Clearly better produced, with more musical possibilities (both guitarist play a bit of KB now and then and even a tad of Mellotron), with much shorter track length (max 6 minutes), this album is more concise and maybe proggier than the debut. If the first two tracks go unsurprisingly by with their lot of happy sounds, we are more intrigued with the lengthier Schupfner with its medieval-like guitars and superb flute: very reminiscent of the first album, it is the highlight of the A-side of the album along with a much calmer and reflective Waste Land.

The second side of the album is a bit more uplifting with the instrumental Makrojel opening strongly, with a jazzy feeling, but we are again in the typical sound of theirs. Actually, it is quite hard to recognize instantly which RZ track you are listening to without the help of the albums, as they had a "sound with which they rarely digressed from. Another instrumental track, Prickel Pit, follows with heavier riffy guitars, while an Derroll Adams track, Portland Town will become a concert favourite. The closing track is a rather slow developer (with them Mellotrons and a clavinet in the intro). But while there are some Folk influences on this album, to call this their main influences would be grossly exaggerating as they take up as much from the blues or jazz in the studio and live they were even bluesier..
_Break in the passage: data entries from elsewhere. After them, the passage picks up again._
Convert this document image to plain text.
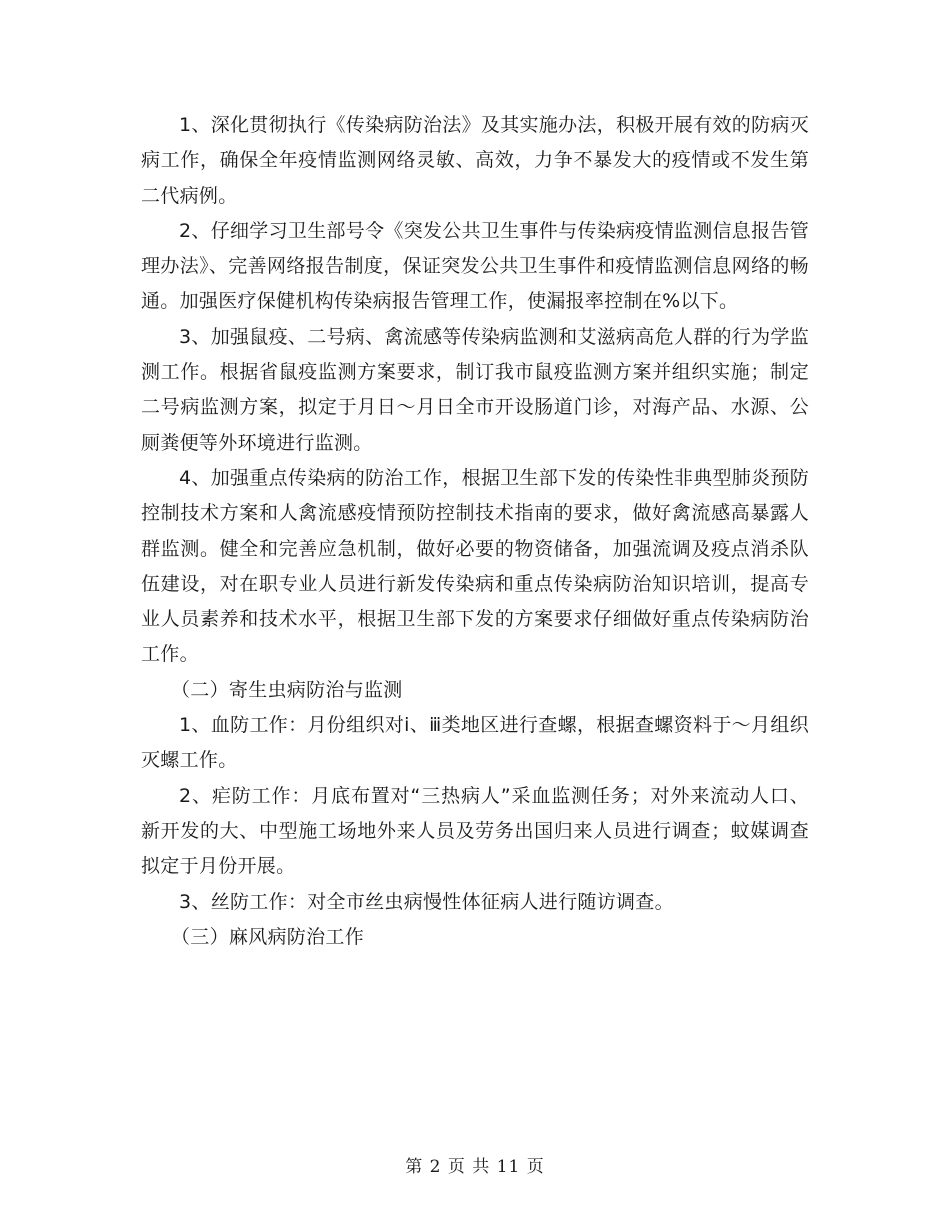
1、深化贯彻执行《传染病防治法》及其实施办法，积极开展有效的防病灭病工作，确保全年疫情监测网络灵敏、高效，力争不暴发大的疫情或不发生第二代病例。

2、仔细学习卫生部号令《突发公共卫生事件与传染病疫情监测信息报告管理办法》、完善网络报告制度，保证突发公共卫生事件和疫情监测信息网络的畅通。加强医疗保健机构传染病报告管理工作，使漏报率控制在%以下。

3、加强鼠疫、二号病、禽流感等传染病监测和艾滋病高危人群的行为学监测工作。根据省鼠疫监测方案要求，制订我市鼠疫监测方案并组织实施；制定二号病监测方案，拟定于月日～月日全市开设肠道门诊，对海产品、水源、公厕粪便等外环境进行监测。

4、加强重点传染病的防治工作，根据卫生部下发的传染性非典型肺炎预防控制技术方案和人禽流感疫情预防控制技术指南的要求，做好禽流感高暴露人群监测。健全和完善应急机制，做好必要的物资储备，加强流调及疫点消杀队伍建设，对在职专业人员进行新发传染病和重点传染病防治知识培训，提高专业人员素养和技术水平，根据卫生部下发的方案要求仔细做好重点传染病防治工作。

（二）寄生虫病防治与监测

1、血防工作：月份组织对ⅰ、ⅲ类地区进行查螺，根据查螺资料于～月组织灭螺工作。

2、疟防工作：月底布置对“三热病人”采血监测任务；对外来流动人口、新开发的大、中型施工场地外来人员及劳务出国归来人员进行调查；蚊媒调查拟定于月份开展。

3、丝防工作：对全市丝虫病慢性体征病人进行随访调查。

（三）麻风病防治工作

第 2 页 共 11 页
As with the debut album in its Cd version, Phallobst now comes with 8 bonus tracks: the second part of the farewell concert in 72, and as you might've guessed if you read my review of the debut, the sound is bootleg-quality (marginally better at times) and them tracks do not really add any kind of value to the original album.

Again RZ was not essential to the development of progressive rock, but they were a small brick that was integral part of the pyramid, this album being just as good or pleasant as the debut. But if nothing worth writing home about, both albums do deserve the odd spin now and then.